Comparaison des stratégies industrielles et commerciales en Asie et Afrique subsaharienne

Au cours du XIXe siècle, les pays d’Asie, d’Afrique et d’Amérique latine ont connu un processus de désindustrialisation. Leur part totale dans la production manufacturière mondiale est passée de 60,50 % en 1830 à 7,50 % en 1913. Bien que cette désindustrialisation ait été un phénomène commun aux trois régions pendant la colonisation, la période 1970-2016 a été marquée par des divergences saisissantes entre ces régions en termes d’industrialisation. L’Asie de l’Est a pu connaître un miracle de transformation structurelle menant à l’industrialisation puisque ses stratégies industrielles étaient basées sur la valorisation de son avantage comparatif. L’ouverture commerciale lui a ainsi permis de remonter progressivement la chaîne de valeur. D’exportateur de matières premières agricoles, cette région est devenue l’un des plus grands exportateurs de produits manufacturés à forte intensité de main-d’œuvre. Aujourd’hui, certains pays d’Asie de l’Est sont des producteurs de biens manufacturés hautement intensifs en technologie. Dans le cas de l’ASS, les politiques industrielles post-indépendance étaient fondées sur le développement d’industries à forte intensité de capital, alors que la région est abondamment dotée d’une main-d’œuvre bon marché et que le capital y est rare. Cette stratégie n'est pas soutenable à long terme. Ces pays se sont spécialisés dans l’exportation des matières premières minérales et agricoles, c'est le piège bien connu de la maladie hollandaise dans lequel de nombreux pays du continent sont tombés. Les conséquences sur le développement du secteur manufacturier d'Afrique subsaharienne ont été désastreuses.

Nos résultats

Empiriquement, les résultats de notre étude montrent que l’ouverture commerciale réduit la progression à long terme et à court terme de l’industrialisation en ASS. Cet impact passe par les exportations globales et non par les importations globales. En décomposant les exportations totales, nous constatons que les exportations de matières premières ont un effet négatif alors que les exportations de produits manufacturés ont un effet positif sur l’industrialisation.
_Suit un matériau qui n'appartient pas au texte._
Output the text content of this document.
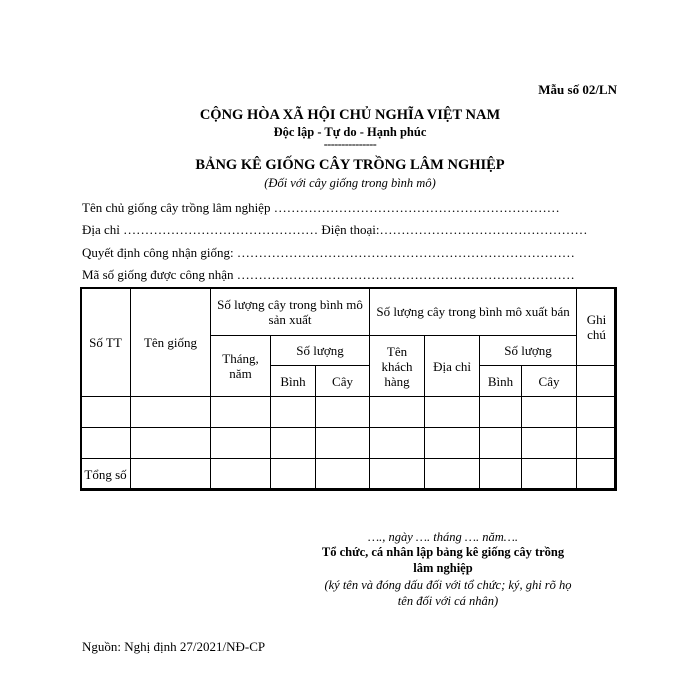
Mẫu số 02/LN
CỘNG HÒA XÃ HỘI CHỦ NGHĨA VIỆT NAM
Độc lập - Tự do - Hạnh phúc
---------------
BẢNG KÊ GIỐNG CÂY TRỒNG LÂM NGHIỆP
(Đối với cây giống trong bình mô)
Tên chủ giống cây trồng lâm nghiệp …………………………………………………………
Địa chỉ ……………………………………… Điện thoại:…………………………………………
Quyết định công nhận giống: ……………………………………………………………………
Mã số giống được công nhận ……………………………………………………………………
Số TT	Tên giống	Số lượng cây trong bình mô sản xuất			Số lượng cây trong bình mô xuất bán				Ghi chú
		Tháng, năm	Số lượng		Tên khách hàng	Địa chỉ	Số lượng		
			Bình	Cây			Bình	Cây	

Tổng số									
…., ngày …. tháng …. năm….
Tổ chức, cá nhân lập bảng kê giống cây trồng lâm nghiệp
(ký tên và đóng dấu đối với tổ chức; ký, ghi rõ họ tên đối với cá nhân)
Nguồn: Nghị định 27/2021/NĐ-CP
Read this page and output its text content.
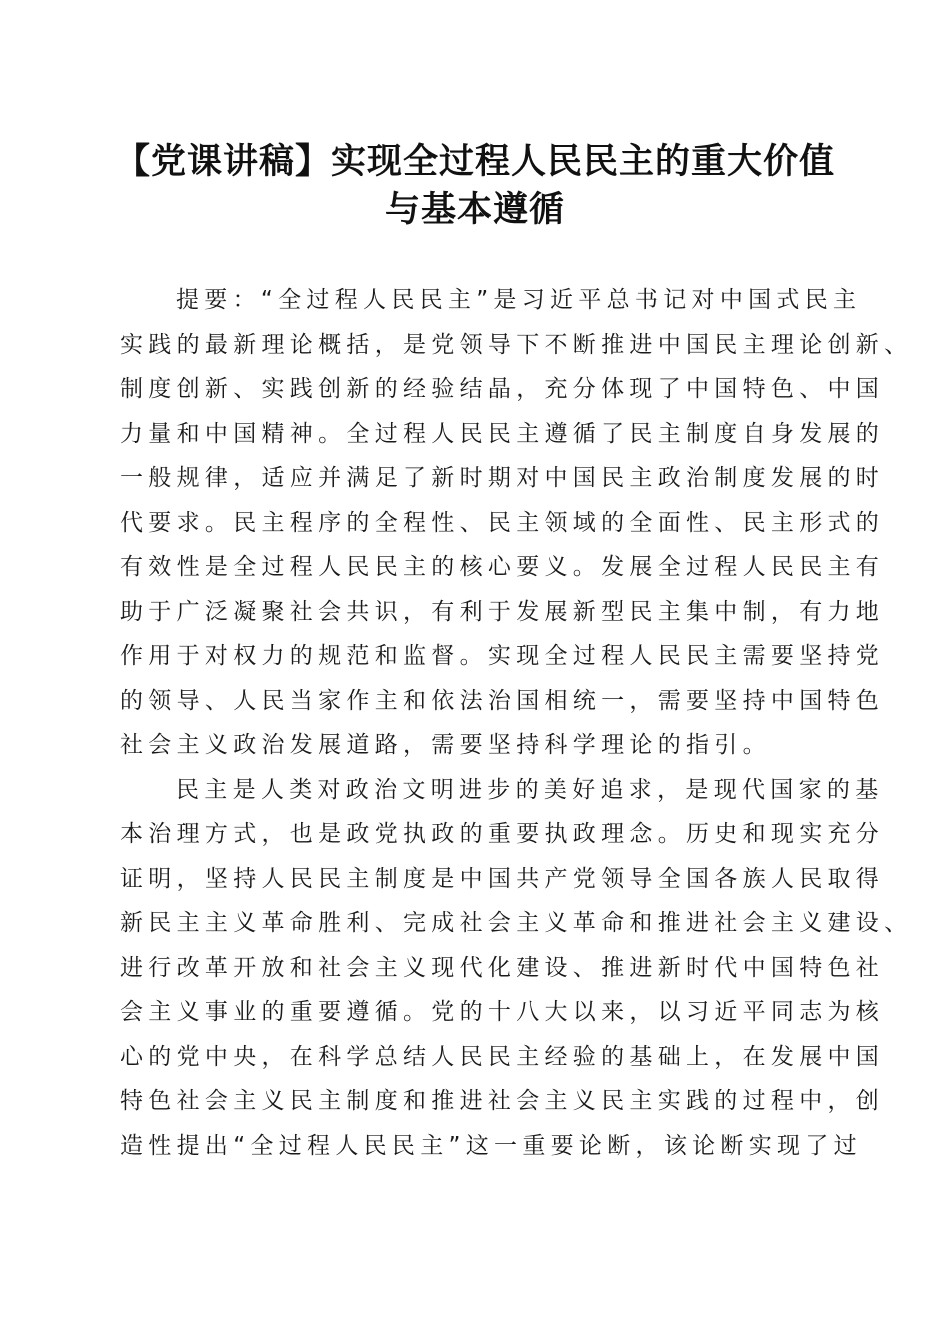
【党课讲稿】实现全过程人民民主的重大价值
与基本遵循

提要：“全过程人民民主”是习近平总书记对中国式民主
实践的最新理论概括，是党领导下不断推进中国民主理论创新、
制度创新、实践创新的经验结晶，充分体现了中国特色、中国
力量和中国精神。全过程人民民主遵循了民主制度自身发展的
一般规律，适应并满足了新时期对中国民主政治制度发展的时
代要求。民主程序的全程性、民主领域的全面性、民主形式的
有效性是全过程人民民主的核心要义。发展全过程人民民主有
助于广泛凝聚社会共识，有利于发展新型民主集中制，有力地
作用于对权力的规范和监督。实现全过程人民民主需要坚持党
的领导、人民当家作主和依法治国相统一，需要坚持中国特色
社会主义政治发展道路，需要坚持科学理论的指引。

民主是人类对政治文明进步的美好追求，是现代国家的基
本治理方式，也是政党执政的重要执政理念。历史和现实充分
证明，坚持人民民主制度是中国共产党领导全国各族人民取得
新民主主义革命胜利、完成社会主义革命和推进社会主义建设、
进行改革开放和社会主义现代化建设、推进新时代中国特色社
会主义事业的重要遵循。党的十八大以来，以习近平同志为核
心的党中央，在科学总结人民民主经验的基础上，在发展中国
特色社会主义民主制度和推进社会主义民主实践的过程中，创
造性提出“全过程人民民主”这一重要论断，该论断实现了过
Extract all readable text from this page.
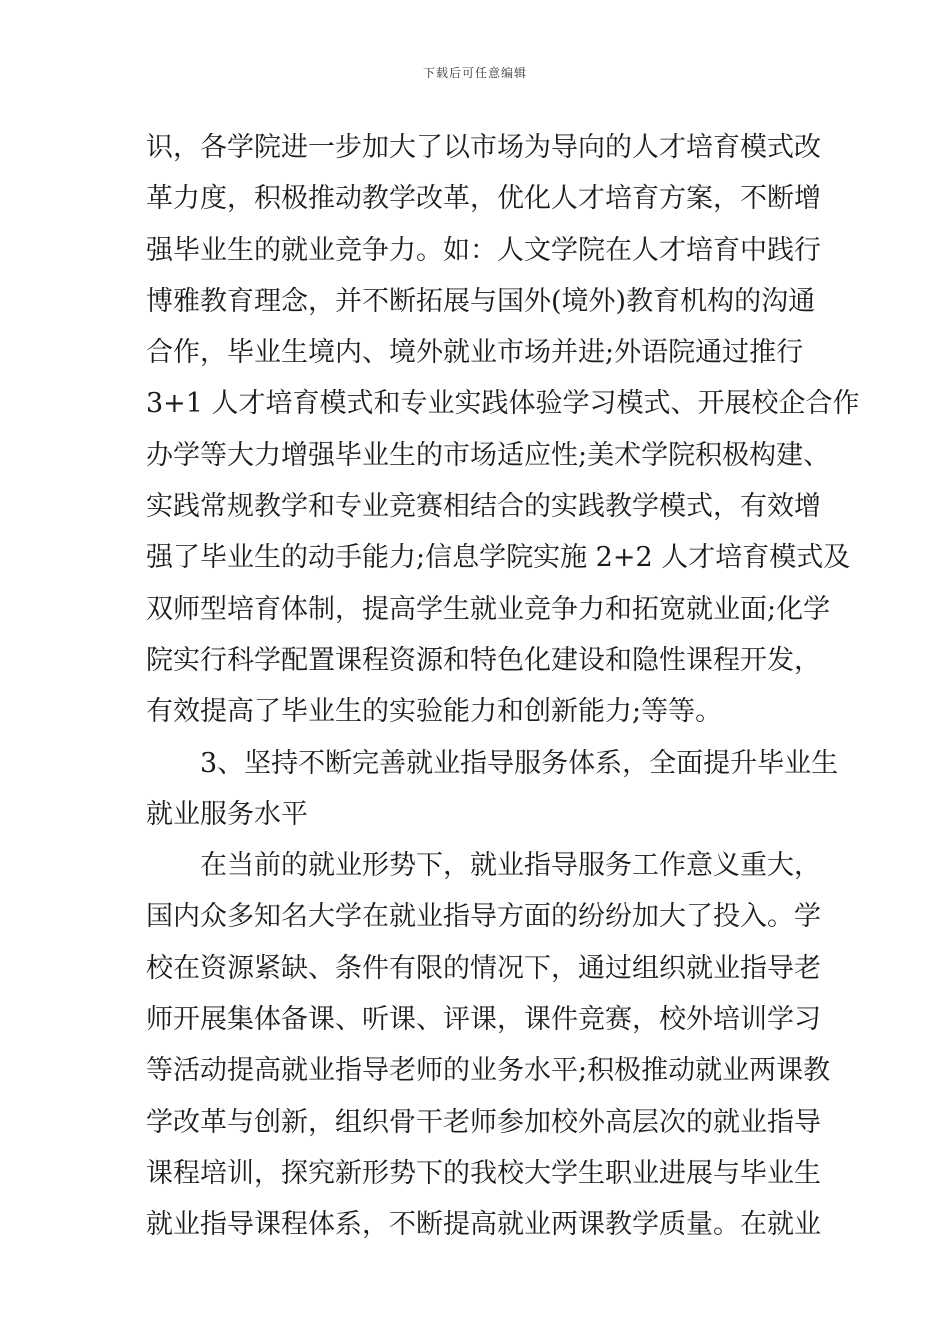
下载后可任意编辑
识，各学院进一步加大了以市场为导向的人才培育模式改
革力度，积极推动教学改革，优化人才培育方案，不断增
强毕业生的就业竞争力。如：人文学院在人才培育中践行
博雅教育理念，并不断拓展与国外(境外)教育机构的沟通
合作，毕业生境内、境外就业市场并进;外语院通过推行
3+1 人才培育模式和专业实践体验学习模式、开展校企合作
办学等大力增强毕业生的市场适应性;美术学院积极构建、
实践常规教学和专业竞赛相结合的实践教学模式，有效增
强了毕业生的动手能力;信息学院实施 2+2 人才培育模式及
双师型培育体制，提高学生就业竞争力和拓宽就业面;化学
院实行科学配置课程资源和特色化建设和隐性课程开发，
有效提高了毕业生的实验能力和创新能力;等等。
3、坚持不断完善就业指导服务体系，全面提升毕业生
就业服务水平
在当前的就业形势下，就业指导服务工作意义重大，
国内众多知名大学在就业指导方面的纷纷加大了投入。学
校在资源紧缺、条件有限的情况下，通过组织就业指导老
师开展集体备课、听课、评课，课件竞赛，校外培训学习
等活动提高就业指导老师的业务水平;积极推动就业两课教
学改革与创新，组织骨干老师参加校外高层次的就业指导
课程培训，探究新形势下的我校大学生职业进展与毕业生
就业指导课程体系，不断提高就业两课教学质量。在就业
Ces résultats s’expliquent par le fait que, contrairement aux pays asiatiques, les pays africains n’ont pas réussi à mettre le commerce international au service de l’industrialisation en suivant la logique des avantages comparatifs. Dès lors, ils n’ont pas réussi à investir les recettes des exportations des matières premières dans la qualité des infrastructures. De tels investissements permettent de lever les obstacles liés à l’entrepreneuriat dans les activités manufacturières à forte intensité de main-d’œuvre. En effet, les pays d’ASS souffrent d’importantes contraintes d’infrastructures, qui représentent des coûts de transaction significatifs pour les activités industrielles.
Par conséquent, le retour sur investissement dans les activités manufacturières est faible et peut être inférieur à celui des activités d’importation. Ainsi, en raison de ces contraintes et du mauvais environnement des affaires, le risque associé à la création d’une nouvelle industrie sera élevé par rapport au risque associé aux activités d’importation. Dans ce contexte, même avec un avantage comparatif dans les industries à forte intensité de main-d’œuvre peu qualifiée (textile, industries agro-alimentaires etc.), les entrepreneurs préféreront importer plutôt que d’investir dans le secteur manufacturier.

Par conséquent, une ouverture commerciale fondée sur les exportations de produits de base sans politique d’investissement dans les infrastructures aura pour effet l’éviction du secteur manufacturier. Cet effet sera amplifié par l’augmentation du PIB par habitant due aux exportations de matières premières, qui aura pour effet d’augmenter la demande intérieure. Cependant, avec une base industrielle faible, l’augmentation de la demande nationale entraînera une augmentation des importations de produits manufacturés étrangers.